Fact Check: Viral claim that 50 million people died in 1918 due to vaccine and not flu is FALSE.
By Satya Priya BN Published on 30 July 2020 9:00 AM GMTHyderabad: Fighting the COVID-19 pandemic is taking a toll on the humankind. Amidst this panic, a message about another pandemic that occurred a century ago is in circulation on social media.
A picture showing a syringe and rows of beds in a hospital, with a claim: "The 1918 Spanish Flu did not kill 50,000,000 people, Vaccines that the govt forced them to take did and they are repeating the same pattern now. 50 million dead from the 1918 flu vaccine."
This claim is on the internet since 2012
Archived version of the claim can be found here.
Fact check:
The claim that 50 million died due to the Spanish flu vaccine is FALSE, as there was NO vaccine discovered for 1918 Spanish Flu until the 1940s.
The 1918 influenza was the most severe pandemic in recent history. It was caused by an H1N1 virus with genes of avian origin. Although there is no universal consensus regarding where the virus originated, it spread worldwide from 1918-1919. In the United States, it was first identified in military personnel in the spring of 1918. It is estimated that about 500 million people or one-third of the world's population became infected with this virus. The number of deaths was estimated to be at least 50 million worldwide.

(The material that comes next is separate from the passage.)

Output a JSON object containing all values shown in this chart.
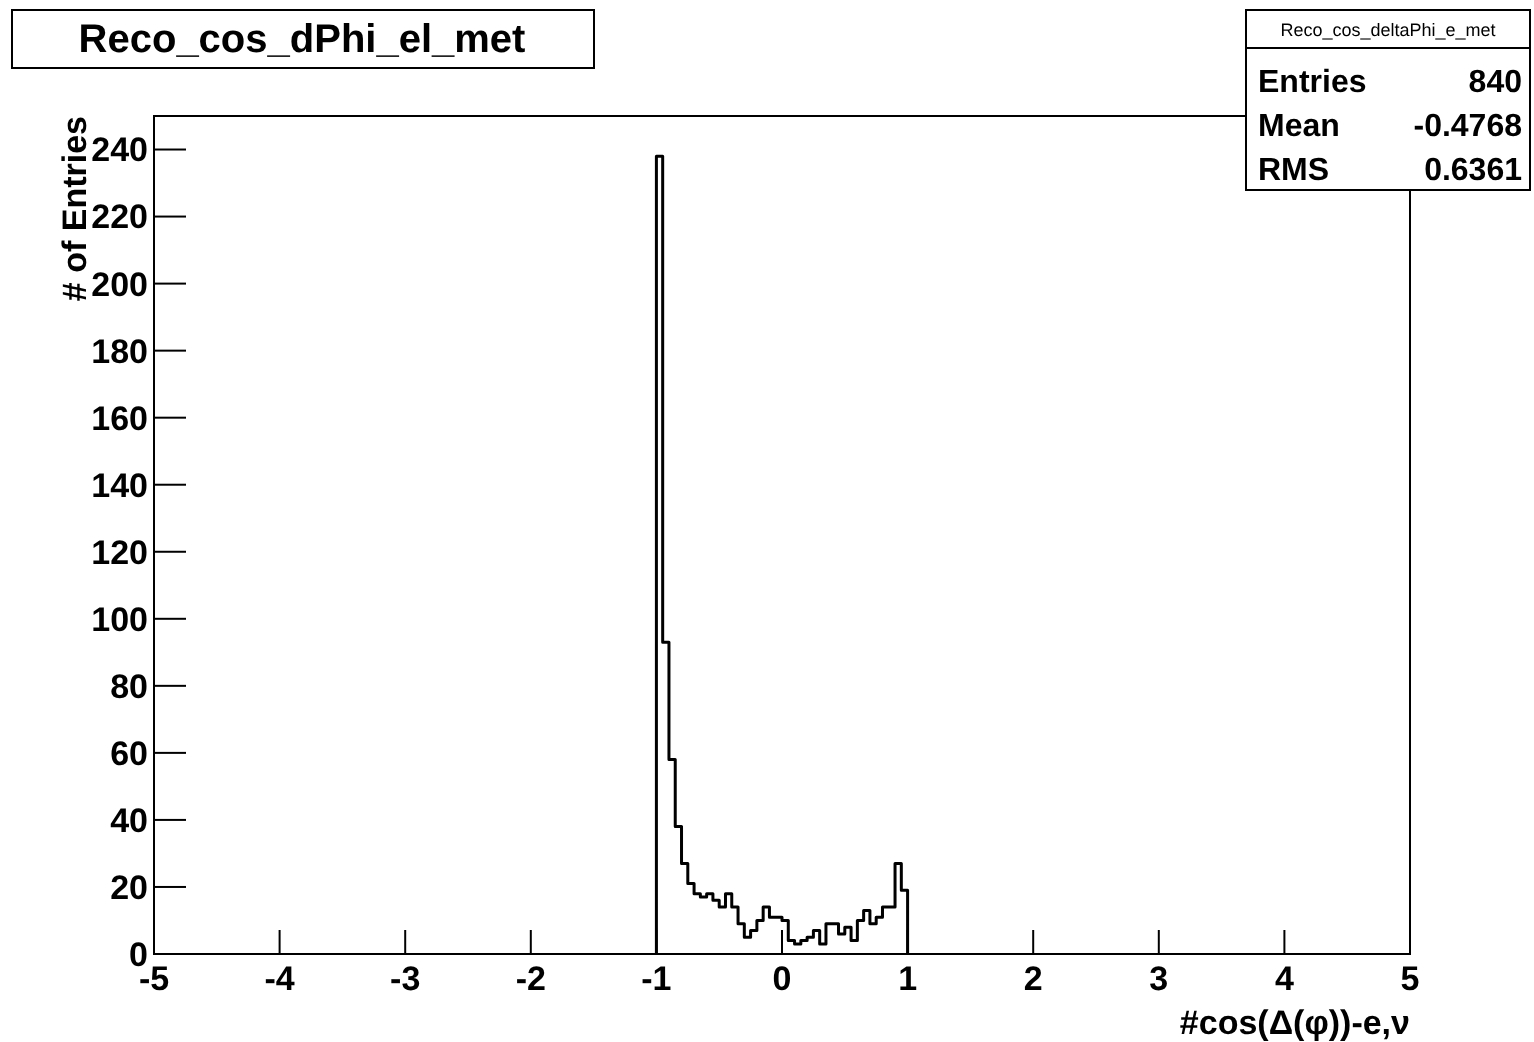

According to the article on a website 'History of Vaccines, the 1918 influenza had neither treatment nor an effective vaccine. Most experts at the time thought that a bacterium caused influenza, rather than a virus. And though vaccines existed for several other diseases, an effective influenza vaccine was decades away. Nor were there antibiotics to treat the virulent bacterial infections that sprang up in the wake of influenza.
CDC.gov has also published details about the 1918 flu. It stated that with no vaccine to protect against influenza infection and no antibiotics to treat secondary bacterial infections that can be associated with influenza infections, control efforts worldwide were limited to non-pharmaceutical interventions such as isolation, quarantine, good personal hygiene, use of disinfectants, and limitations of public gatherings, which were applied unevenly.
According to history.com, when the 1918 flu hit, doctors and scientists were unsure what caused it or how to treat it. Unlike today, there were no effective vaccines or antiviral drugs that treat the flu. (The first licensed flu vaccine appeared in America in the 1940s. By the following decade, vaccine manufacturers could routinely produce vaccines that would help control and prevent future pandemics.)
Hence, the claim that 50 million people died due to vaccine usage and not due to the flu is FALSE. The vaccine for Spanish flu was discovered in the 1940s and there were no vaccines or antibiotics to treat the flu in 1918.